Quorum Activity blocked after node maintenance

ricardoj

Member
Oct 16, 2018
101
8
23
67
Sao Paulo - Brazil
Hi,

I have a cluster with 3 nodes : PVE-01, PVE-02 and PVE-03

On yesterday PVE-02 was shut down for maintenance and when put back into operation was no longer recognized in the cluster.

Here are some info I've got so far :

- root@pve-02:~# pveversion
pve-manager/6.0-8/b6b80da7 (running kernel: 5.0.21-2-pve)

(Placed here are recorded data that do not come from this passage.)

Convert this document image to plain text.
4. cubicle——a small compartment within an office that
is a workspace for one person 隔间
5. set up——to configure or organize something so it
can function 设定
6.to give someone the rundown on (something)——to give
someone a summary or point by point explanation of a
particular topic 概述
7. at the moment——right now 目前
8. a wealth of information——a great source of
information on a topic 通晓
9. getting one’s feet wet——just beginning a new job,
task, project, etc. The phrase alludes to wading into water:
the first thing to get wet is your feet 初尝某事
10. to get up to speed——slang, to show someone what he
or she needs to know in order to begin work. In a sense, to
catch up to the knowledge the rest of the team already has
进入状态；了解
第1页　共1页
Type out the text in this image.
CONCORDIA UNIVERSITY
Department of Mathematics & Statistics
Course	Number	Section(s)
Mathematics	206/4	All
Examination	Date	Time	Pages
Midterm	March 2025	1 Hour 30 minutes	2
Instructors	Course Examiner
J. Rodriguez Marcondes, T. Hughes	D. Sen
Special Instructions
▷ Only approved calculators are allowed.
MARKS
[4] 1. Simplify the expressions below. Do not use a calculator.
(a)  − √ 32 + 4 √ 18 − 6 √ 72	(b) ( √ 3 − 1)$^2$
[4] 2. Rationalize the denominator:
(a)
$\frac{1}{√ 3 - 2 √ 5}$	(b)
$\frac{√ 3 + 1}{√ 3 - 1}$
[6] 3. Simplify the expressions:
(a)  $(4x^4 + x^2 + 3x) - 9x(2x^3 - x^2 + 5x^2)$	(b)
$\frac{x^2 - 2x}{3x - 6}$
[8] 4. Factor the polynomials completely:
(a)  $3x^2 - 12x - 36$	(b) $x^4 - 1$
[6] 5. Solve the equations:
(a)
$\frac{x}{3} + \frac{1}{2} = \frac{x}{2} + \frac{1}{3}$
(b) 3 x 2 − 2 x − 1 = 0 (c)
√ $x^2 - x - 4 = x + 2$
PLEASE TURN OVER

- /etc/pve is in read only mode

- I can ping by IP and name all the nodes

- I can ssh into any node from any node

- root@pve-02:~# pvecm status

Quorum information
------------------
Date: Thu Oct 17 09:32:58 2019
Quorum provider: corosync_votequorum
Nodes: 1
Node ID: 0x00000002
Ring ID: 2/688
Quorate: No

Votequorum information
----------------------
Expected votes: 3
Highest expected: 3
Total votes: 1
Quorum: 2 Activity blocked
Flags:

Membership information
----------------------
Nodeid Votes Name
0x00000002 1 xx.xx.xx.242 (local)

- I see the lock file in /var/lib/pve-cluster/.pmxcfs.lockfile

- PVE-Cluster service has errors

root@pve-02:~# service pve-cluster status
● pve-cluster.service - The Proxmox VE cluster filesystem
Loaded: loaded (/lib/systemd/system/pve-cluster.service; enabled; vendor pres
Active: active (running) since Thu 2019-10-17 09:30:57 -03; 6min ago
Process: 4264 ExecStart=/usr/bin/pmxcfs (code=exited, status=0/SUCCESS)
Process: 4389 ExecStartPost=/usr/bin/pvecm updatecerts --silent (code=exited,
Main PID: 4267 (pmxcfs)
Tasks: 6 (limit: 4915)
Memory: 35.5M
CGroup: /system.slice/pve-cluster.service
└─4267 /usr/bin/pmxcfs

Oct 17 09:30:55 pve-02 pmxcfs[4267]: [dcdb] crit: cpg_initialize failed: 2
Oct 17 09:30:55 pve-02 pmxcfs[4267]: [dcdb] crit: can't initialize service
Oct 17 09:30:55 pve-02 pmxcfs[4267]: [status] crit: cpg_initialize failed: 2
Oct 17 09:30:55 pve-02 pmxcfs[4267]: [status] crit: can't initialize service
Oct 17 09:30:57 pve-02 systemd[1]: Started The Proxmox VE cluster filesystem.
Oct 17 09:31:01 pve-02 pmxcfs[4267]: [status] notice: update cluster info (clust
Oct 17 09:31:01 pve-02 pmxcfs[4267]: [dcdb] notice: members: 2/4267
Oct 17 09:31:01 pve-02 pmxcfs[4267]: [dcdb] notice: all data is up to date
Oct 17 09:31:01 pve-02 pmxcfs[4267]: [status] notice: members: 2/4267
Oct 17 09:31:01 pve-02 pmxcfs[4267]: [status] notice: all data is up to date

- file /etc/pve/corosync.conf is the same on all 3 nodes

What else can be done?

Thank you,

Ricardo Jorge
 
Do you still have that issue? What is the state of the corosync service? And what does th journal -u corosync.service (or syslog) show?